Grandes Filmes Nacionais - Central do Brasil

De: Walter Salles. Com Fernanda Montenegro, Vinícius de Oliveira, Marília Pêra, Othon Bastos e Matheus Nachtergaele. Drama, França / Brasil, 1998, 105 minutos.

Lançado há 20 anos, Central do Brasil segue até hoje sendo um dos filmes mais importantes da retomada do cinema brasileiro, que iniciou em meados dos anos 90. Não apenas pelo sem fim de premiações que recebeu - foi consagrado o Melhor Filme em Língua Estrangeira no Globo de Ouro e foi Urso de Ouro no Festival de Berlim, só pra citar dois exemplos -, mas também pelo retrato desalentador e urgente de um povo que se esconde nos áridos rincões do Nordeste e/ou que convive com a pobreza dos grandes centros urbanos. E, ainda que o contexto seja de desesperança durante as quase duas horas de projeção, pode-se dizer que a obra máxima do diretor Walter Salles (que mais tarde filmaria Diários de Motocicleta) também é uma emocionante película sobre a amizade. E também sobre o poder transformador de nossas atitudes, capazes de modificar a vida daqueles que nos rodeiam para sempre.

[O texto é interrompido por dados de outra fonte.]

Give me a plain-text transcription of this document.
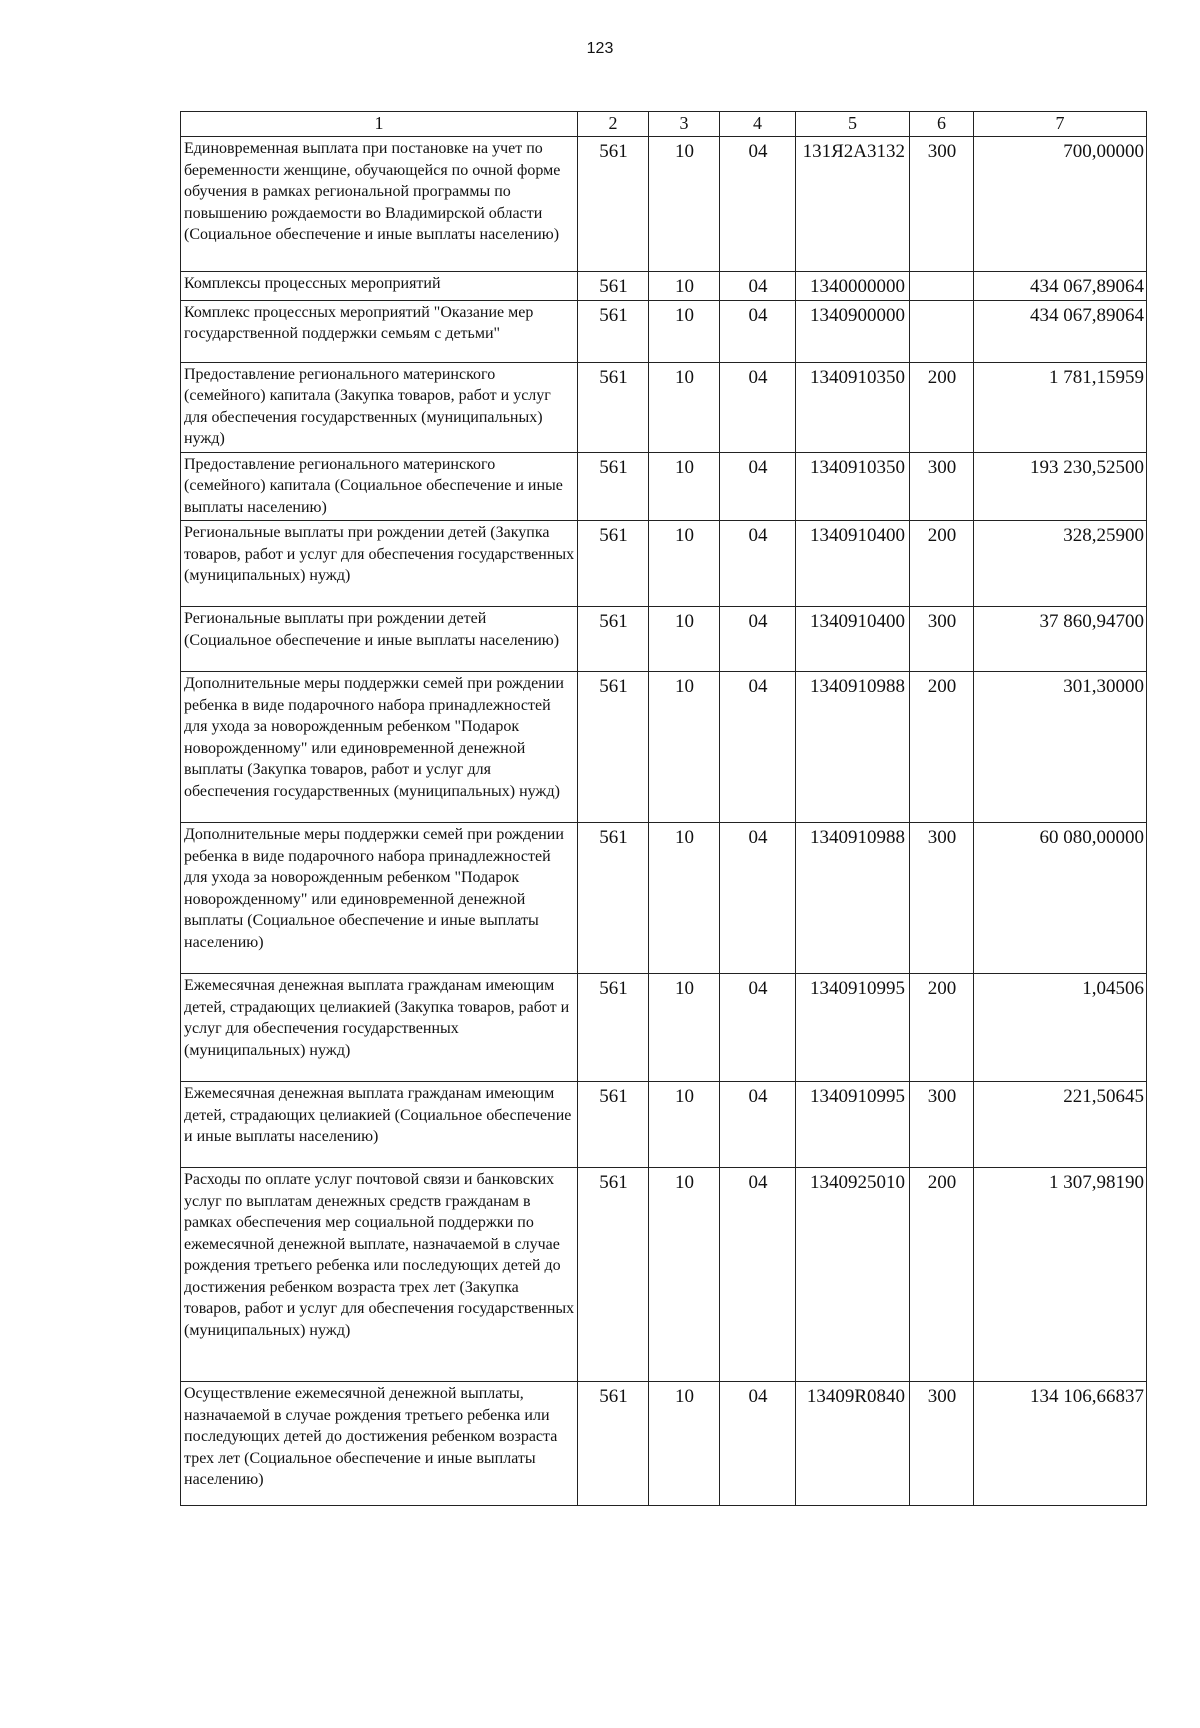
123
1	2	3	4	5	6	7
Единовременная выплата при постановке на учет по беременности женщине, обучающейся по очной форме обучения в рамках региональной программы по повышению рождаемости во Владимирской области (Социальное обеспечение и иные выплаты населению)	561	10	04	131Я2А3132	300	700,00000
Комплексы процессных мероприятий	561	10	04	1340000000		434 067,89064
Комплекс процессных мероприятий "Оказание мер государственной поддержки семьям с детьми"	561	10	04	1340900000		434 067,89064
Предоставление регионального материнского (семейного) капитала (Закупка товаров, работ и услуг для обеспечения государственных (муниципальных) нужд)	561	10	04	1340910350	200	1 781,15959
Предоставление регионального материнского (семейного) капитала (Социальное обеспечение и иные выплаты населению)	561	10	04	1340910350	300	193 230,52500
Региональные выплаты при рождении детей (Закупка товаров, работ и услуг для обеспечения государственных (муниципальных) нужд)	561	10	04	1340910400	200	328,25900
Региональные выплаты при рождении детей (Социальное обеспечение и иные выплаты населению)	561	10	04	1340910400	300	37 860,94700
Дополнительные меры поддержки семей при рождении ребенка в виде подарочного набора принадлежностей для ухода за новорожденным ребенком "Подарок новорожденному" или единовременной денежной выплаты (Закупка товаров, работ и услуг для обеспечения государственных (муниципальных) нужд)	561	10	04	1340910988	200	301,30000
Дополнительные меры поддержки семей при рождении ребенка в виде подарочного набора принадлежностей для ухода за новорожденным ребенком "Подарок новорожденному" или единовременной денежной выплаты (Социальное обеспечение и иные выплаты населению)	561	10	04	1340910988	300	60 080,00000
Ежемесячная денежная выплата гражданам имеющим детей, страдающих целиакией (Закупка товаров, работ и услуг для обеспечения государственных (муниципальных) нужд)	561	10	04	1340910995	200	1,04506
Ежемесячная денежная выплата гражданам имеющим детей, страдающих целиакией (Социальное обеспечение и иные выплаты населению)	561	10	04	1340910995	300	221,50645
Расходы по оплате услуг почтовой связи и банковских услуг по выплатам денежных средств гражданам в рамках обеспечения мер социальной поддержки по ежемесячной денежной выплате, назначаемой в случае рождения третьего ребенка или последующих детей до достижения ребенком возраста трех лет (Закупка товаров, работ и услуг для обеспечения государственных (муниципальных) нужд)	561	10	04	1340925010	200	1 307,98190
Осуществление ежемесячной денежной выплаты, назначаемой в случае рождения третьего ребенка или последующих детей до достижения ребенком возраста трех лет (Социальное обеспечение и иные выплаты населению)	561	10	04	13409R0840	300	134 106,66837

Na trama somos apresentados a Dora (Fernanda Montenegro), professora aposentada (e bastante rabugenta) que complementa a sua renda escrevendo cartas para analfabetos na estação ferroviária que dá nome ao filme e que fica no Rio de Janeiro. Sem muita paciência com os seus clientes, Dora muitas vezes sequer envia as cartas que escreve, destinando-as ao lixo ou a uma gaveta (que dificilmente será revisitada). Em meio a sua rotina surge uma mulher de nome Ana (Sôia Lira) que,  acompanhada do filho Josué (Vinícius de Oliveira), tem a intenção de escrever uma carta para o ex-marido que reside no Nordeste, já que o filho sonha em conhecê-lo. Só que no momento em que está saindo da estação, Ana se distrai e é atropelada por um ônibus, deixando o menino no local. É nesse momento que, aos trancos e barrancos e, bastante a contragosto, Dora se aproximará do menino para tentar ajudá-lo a encontrar o pai.



Evidentemente que a tarefa não será fácil. Quando decidem rumar para o sertão nordestino, a nova (e improvável) dupla não tem sequer a certeza de que encontrará o endereço deixado por Ana. Com pouco dinheiro, dependerão da ajuda de outras pessoas - como no caso do caminhoneiro César (Othon Bastos) que, inicialmente amistoso, abandonará a dupla pela estrada quando perceber que a escritora está se apaixonando por ele. Nesse sentido, a película é cheia de idas e vindas e pequenas decepções (e reviravoltas) que ampliarão a sensação de isolamento e o sofrimento daqueles que assistimos. Mas como numa espécie de movimento inverso, quanto mais aprofundada e difícil se torna a viagem da dupla pelas vastas e áridas planícies do Nordeste - num verdadeiro road movie tupiniquim -, maior será a nossa empatia com eles. E não é por acaso que cada pequena conquista será celebrada, nem que esta seja uma maior aproximação entre Dora e Josué, conforme os dias avancem. Ou mesmo o indicativo de que a casa que procuram possa estar próxima.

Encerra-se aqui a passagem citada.